People who text or read on their phones while walking are less likely to look at their surroundings, keep their balance or walk in a straight line, researchers found.
Researchers from Australia's University of Queensland studied the effect of mobile phone use on body movement while walking in 26 healthy individuals.
Each person walked at a comfortable pace in a straight line over a distance of approximately 8.5 metres while doing one of three tasks: walking without the use of a phone, reading text on a mobile phone, or typing text on a mobile phone.
The body's movement was evaluated using a three-dimensional movement analysis system.
Texting, and to a lesser extent reading, modified the body's movement while walking.

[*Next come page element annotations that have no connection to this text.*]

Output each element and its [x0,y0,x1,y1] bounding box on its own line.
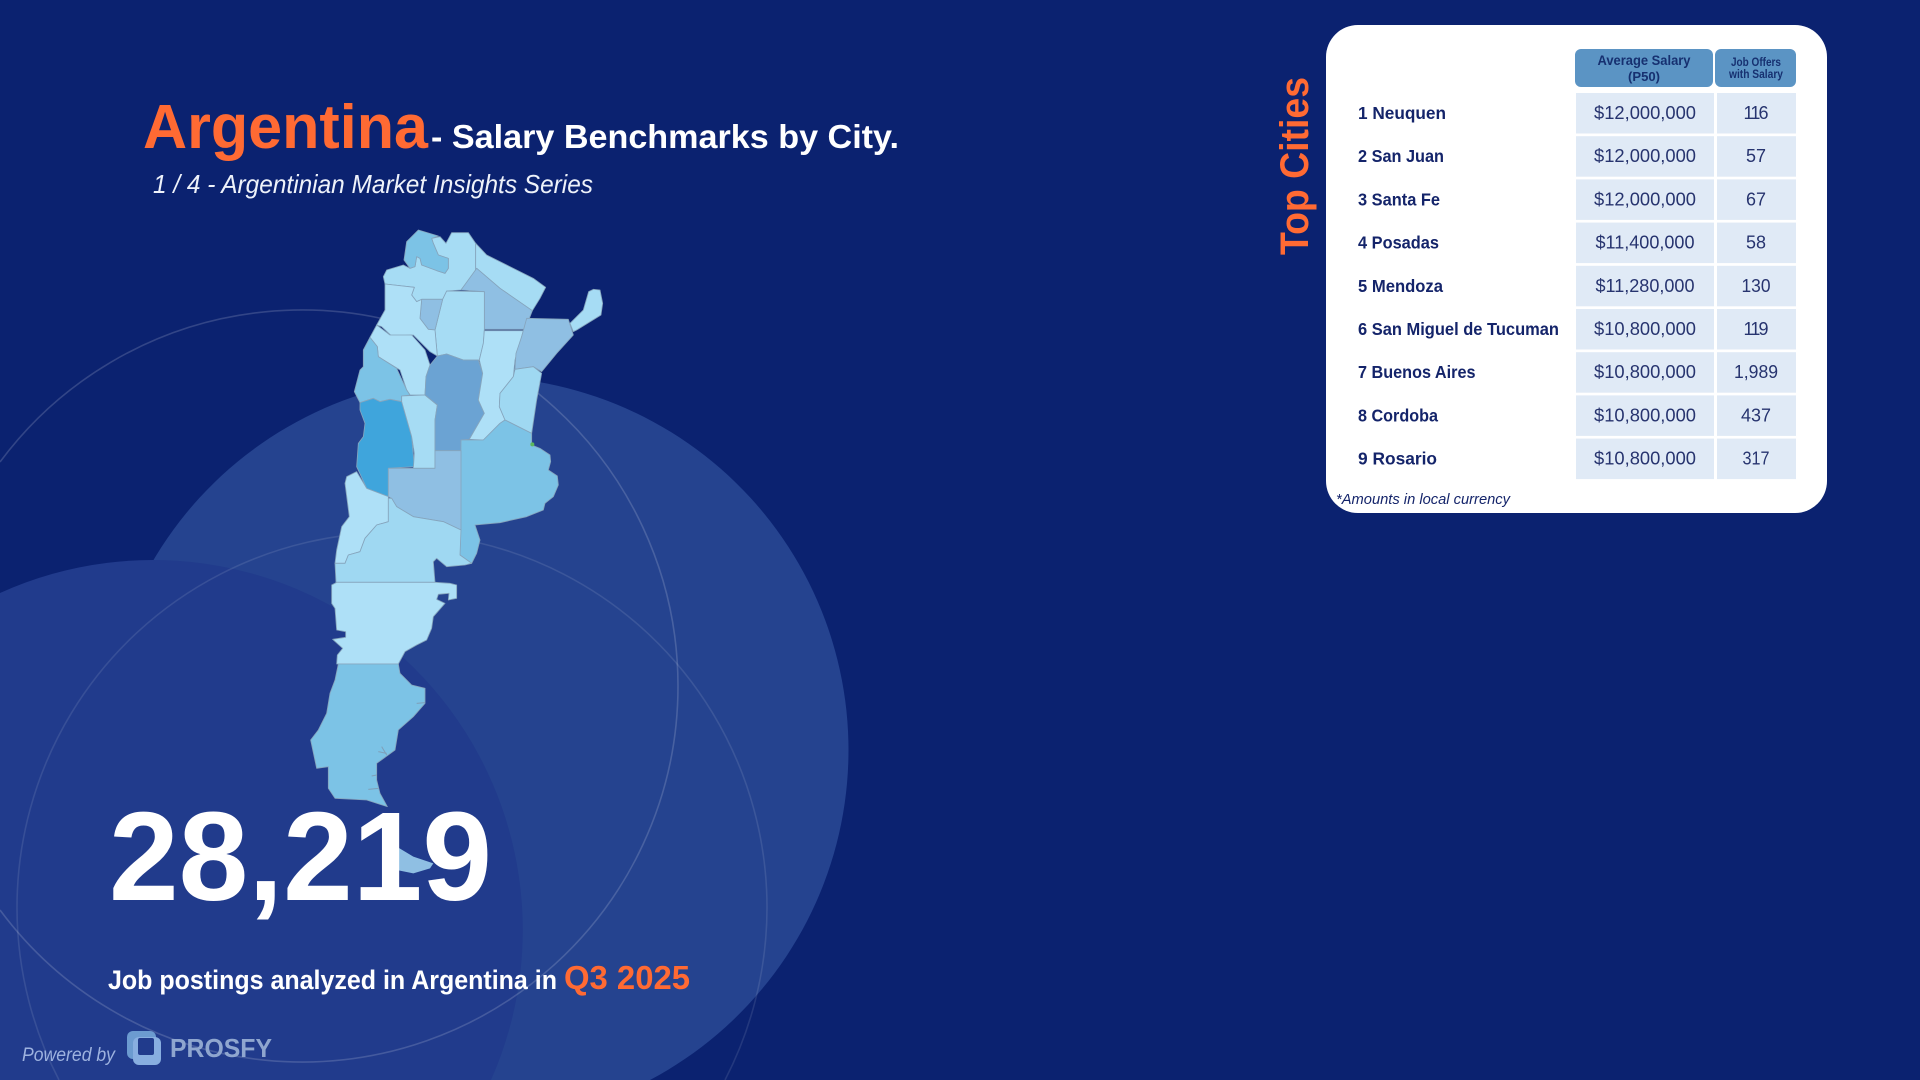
province: Catamarca [377,284,437,356]
province: San Juan [354,337,410,403]
province: Santa Cruz [311,664,425,807]
row 2 [1358,136,1796,177]
row 8 [1358,395,1796,436]
row 9: 9 Rosario [1358,449,1437,469]
province: Tierra del Fuego [397,847,433,873]
row 4: 4 Posadas [1358,233,1439,253]
table header: job offers: with Salary [1728,69,1784,81]
logo: Prosfy [127,1031,272,1065]
province: Cordoba [425,354,484,451]
row 3: $12,000,000 [1594,189,1696,209]
row 5: 5 Mendoza [1358,276,1443,296]
province: Tucuman [420,299,443,330]
row 6: $10,800,000 [1594,319,1696,339]
row 1 [1358,93,1796,134]
province: Salta [383,233,476,302]
province: Rio Negro [335,498,472,582]
table header: job offers: Job Offers [1731,57,1781,69]
big number: 28,219 [109,786,492,927]
province: La Rioja [370,325,430,395]
row 3: 67 [1746,189,1766,209]
row 7: 1,989 [1734,362,1778,382]
table header: job offers [1715,49,1796,87]
row 5: 130 [1742,276,1770,296]
province: Misiones [570,289,603,332]
logo: Prosfy: PROSFY [170,1033,272,1063]
province: Santa Fe [469,331,523,440]
row 7: 7 Buenos Aires [1358,362,1476,382]
province: Corrientes [515,318,573,372]
Buenos Aires city marker [530,442,534,446]
province: Buenos Aires [460,420,558,563]
province: Formosa [476,243,546,311]
row 1: $12,000,000 [1594,103,1696,123]
stat caption: Q3 2025 [564,959,690,996]
title: Argentina [143,93,429,162]
row 2: 57 [1746,146,1766,166]
background circles [0,310,849,1080]
province: La Pampa [388,451,461,530]
row 6 [1358,309,1796,350]
title: - Salary Benchmarks by City. [431,118,899,155]
row 6: 6 San Miguel de Tucuman [1358,319,1559,339]
row 5 [1358,266,1796,306]
row 6: 119 [1744,319,1768,339]
row 2: 2 San Juan [1358,146,1444,166]
table header: average salary: (P50) [1628,69,1660,84]
row 1: 116 [1744,103,1768,123]
row 9: $10,800,000 [1594,449,1696,469]
row 3: 3 Santa Fe [1358,189,1440,209]
heading: Top Cities: Top Cities [1273,77,1317,255]
panel: top cities table [1326,25,1827,513]
province: Mendoza [357,398,414,497]
row 8: $10,800,000 [1594,405,1696,425]
province: Neuquen [335,472,388,563]
row 9: 317 [1742,449,1770,469]
map of Argentina [311,230,603,873]
province: San Luis [402,395,437,468]
row 8: 437 [1741,405,1771,425]
row 4 [1358,223,1796,263]
row 1: 1 Neuquen [1358,103,1446,123]
stat caption [108,959,690,996]
row 7: $10,800,000 [1594,362,1696,382]
province: Santiago del Estero [435,291,484,360]
province: Jujuy [404,230,448,273]
table header: average salary [1575,49,1713,87]
row 3 [1358,179,1796,220]
powered by: Powered by [22,1045,116,1066]
province: Entre Rios [499,367,542,433]
subtitle: 1 / 4 - Argentinian Market Insights Series [153,169,593,199]
row 9 [1358,439,1796,479]
footnote: *Amounts in local currency [1336,492,1511,508]
row 8: 8 Cordoba [1358,405,1438,425]
title [143,93,899,162]
row 4: $11,400,000 [1596,233,1694,253]
stat caption: Job postings analyzed in Argentina in [108,965,557,995]
row 2: $12,000,000 [1594,146,1696,166]
table header: average salary: Average Salary [1598,52,1691,68]
row 5: $11,280,000 [1596,276,1694,296]
province: Chaco [461,268,532,329]
row 4: 58 [1746,233,1766,253]
row 7 [1358,352,1796,393]
province: Chubut [332,582,457,664]
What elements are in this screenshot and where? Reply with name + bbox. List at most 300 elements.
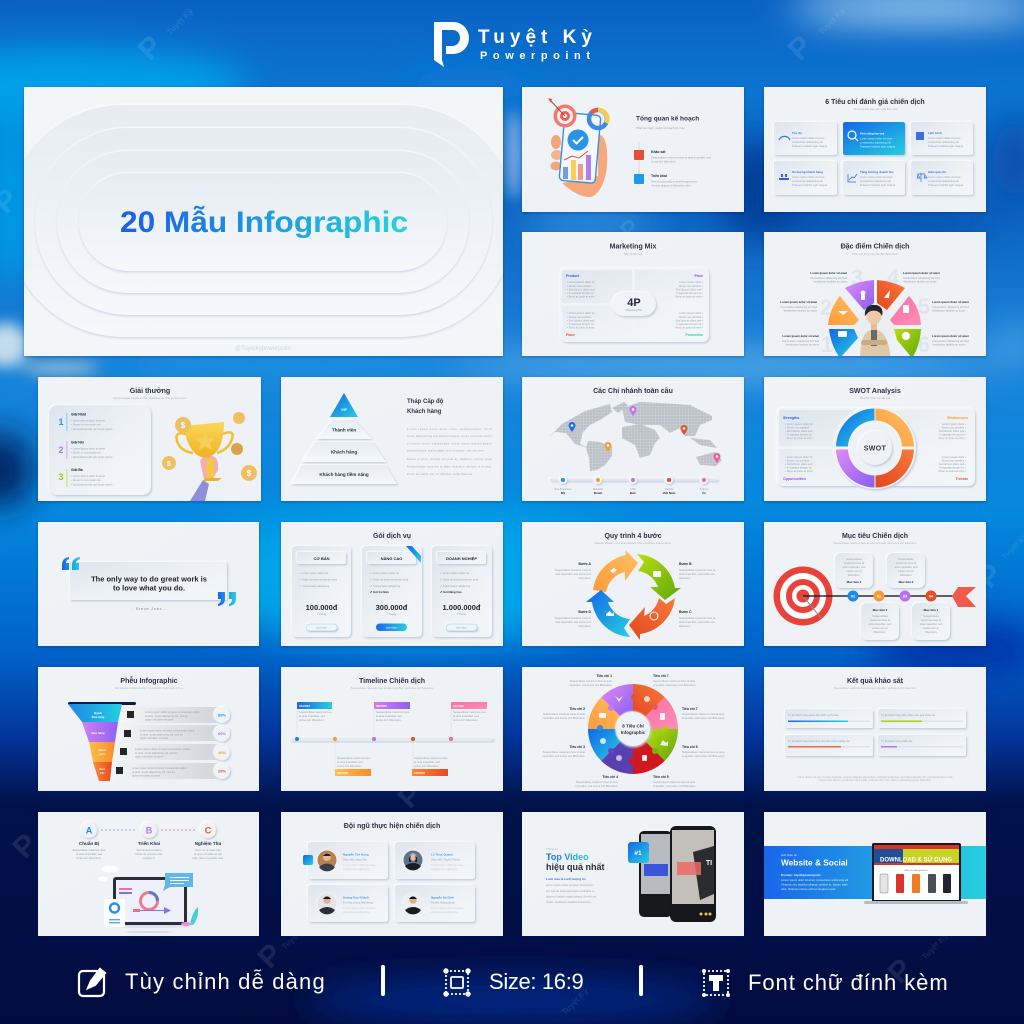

In comparison with normal walking, when participants were writing text, participants walked slower, deviated more from a straight line and moved their neck less than when reading text.
Although the arms and head moved with the chest to reduce relative motion of the phone and facilitate reading and texting, movement of the head increased, which could negatively impact the balance system.
Texting or reading on a mobile phone may pose an additional risk to safety for pedestrians navigating obstacles or crossing the road, researchers said.
"Texting, and to a lesser extent reading, on your mobile phone affects your ability to walk and balance. This may impact the safety of people who text and walk at the same time," said Siobhan M Schabrun, lead author of the study.The study was published in the journal PLOS ONE.